AutoBot was developed for my final year group project for the Computing course at Imperial College, and was co-developed by Ignacio Solla Paula, Joel Cheng, Nicholas Ng and Zhitao Gong.


Imperia

Imperia is an online web-based multiplayer trading game that involve players taking ownership of a village, with the aim of becoming the village with the highest net worth. Your resources include Gold, Rock, Lumber, Fish and Oil and Villagers. Rock, Lumber, Fish and Oil are harnessed by creating Quarries, Mills, Boathouses and Oil refineries respectively - and these resources can be traded for Gold. Villagers are required to run the structures that you build and determine the rate in which you are able to harvest resources. The game involves a real-time 'stocks' system, in which the prices of these resources rise and fall based on the quantity owned by all players throughout the game. An in-game messaging system and trading menu allows players to send messages and make requests for trading. It also features an isometric tile based map system for the building of buildings, which I was chiefly in-charge of.

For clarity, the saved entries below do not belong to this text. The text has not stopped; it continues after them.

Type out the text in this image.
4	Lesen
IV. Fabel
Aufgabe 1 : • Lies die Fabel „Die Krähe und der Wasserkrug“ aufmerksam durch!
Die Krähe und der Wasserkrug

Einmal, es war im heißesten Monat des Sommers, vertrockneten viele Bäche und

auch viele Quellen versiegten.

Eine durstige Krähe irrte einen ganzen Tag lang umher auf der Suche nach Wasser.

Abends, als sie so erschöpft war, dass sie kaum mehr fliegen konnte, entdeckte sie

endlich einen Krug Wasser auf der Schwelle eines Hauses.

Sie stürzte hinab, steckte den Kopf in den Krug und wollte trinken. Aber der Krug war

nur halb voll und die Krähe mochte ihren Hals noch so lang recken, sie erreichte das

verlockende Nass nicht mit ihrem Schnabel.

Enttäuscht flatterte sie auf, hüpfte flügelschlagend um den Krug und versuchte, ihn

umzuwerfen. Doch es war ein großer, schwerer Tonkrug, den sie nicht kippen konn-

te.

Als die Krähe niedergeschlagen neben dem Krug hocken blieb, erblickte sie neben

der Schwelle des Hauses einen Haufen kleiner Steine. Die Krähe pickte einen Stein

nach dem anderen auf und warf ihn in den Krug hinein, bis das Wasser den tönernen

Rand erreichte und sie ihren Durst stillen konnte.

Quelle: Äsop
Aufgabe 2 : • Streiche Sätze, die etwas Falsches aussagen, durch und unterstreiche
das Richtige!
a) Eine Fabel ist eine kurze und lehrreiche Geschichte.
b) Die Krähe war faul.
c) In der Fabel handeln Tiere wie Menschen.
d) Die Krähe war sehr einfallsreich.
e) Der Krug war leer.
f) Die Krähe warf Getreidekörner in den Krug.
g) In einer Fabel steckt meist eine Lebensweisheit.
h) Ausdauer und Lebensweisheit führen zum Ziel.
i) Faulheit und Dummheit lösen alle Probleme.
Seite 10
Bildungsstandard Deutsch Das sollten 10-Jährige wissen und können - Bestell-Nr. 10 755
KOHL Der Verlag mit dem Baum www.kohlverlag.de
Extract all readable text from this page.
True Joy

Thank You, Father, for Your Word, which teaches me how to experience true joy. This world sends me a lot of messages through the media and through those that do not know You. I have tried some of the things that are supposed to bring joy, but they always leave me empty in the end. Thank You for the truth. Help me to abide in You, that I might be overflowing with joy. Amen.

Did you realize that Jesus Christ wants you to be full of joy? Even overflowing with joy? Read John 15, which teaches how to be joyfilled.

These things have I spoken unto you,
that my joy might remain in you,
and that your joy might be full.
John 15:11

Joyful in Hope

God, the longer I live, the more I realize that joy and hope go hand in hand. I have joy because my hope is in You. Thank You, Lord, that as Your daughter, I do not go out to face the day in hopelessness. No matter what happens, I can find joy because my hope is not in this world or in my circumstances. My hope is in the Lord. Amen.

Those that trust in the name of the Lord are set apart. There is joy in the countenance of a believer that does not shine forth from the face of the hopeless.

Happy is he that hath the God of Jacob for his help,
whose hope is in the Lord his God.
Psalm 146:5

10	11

Imperia was developed for my 2nd year group project for the Computing course at Imperial College, and was co-developed by Ignacio Solla Paula and Joel Cheng.


Misc. Projects

Reversi Clone

This Reversi clone was developed in C++ in 2008. It currently is Win32 console based but I have plans to implement a GUI version of it.


Sokoban Clone

This Sokoban clone is currently being developed in Python. It's being used as a learning tool for picking up the Python language. In the future, I hope to extend this game to allow an automated solver. It's currently in the early stages of development. Images and sprites were not created or owned by me, but were taken from various sprite resources.

  • Source (Early version, without game mechanics. But displays and animates character as it walks around the map)

The Journey

The journey was planned to be a submission to Monthly AGS compeition. It's no longer in development, but some art, a developer's diary and some ideas on the story line are still available online.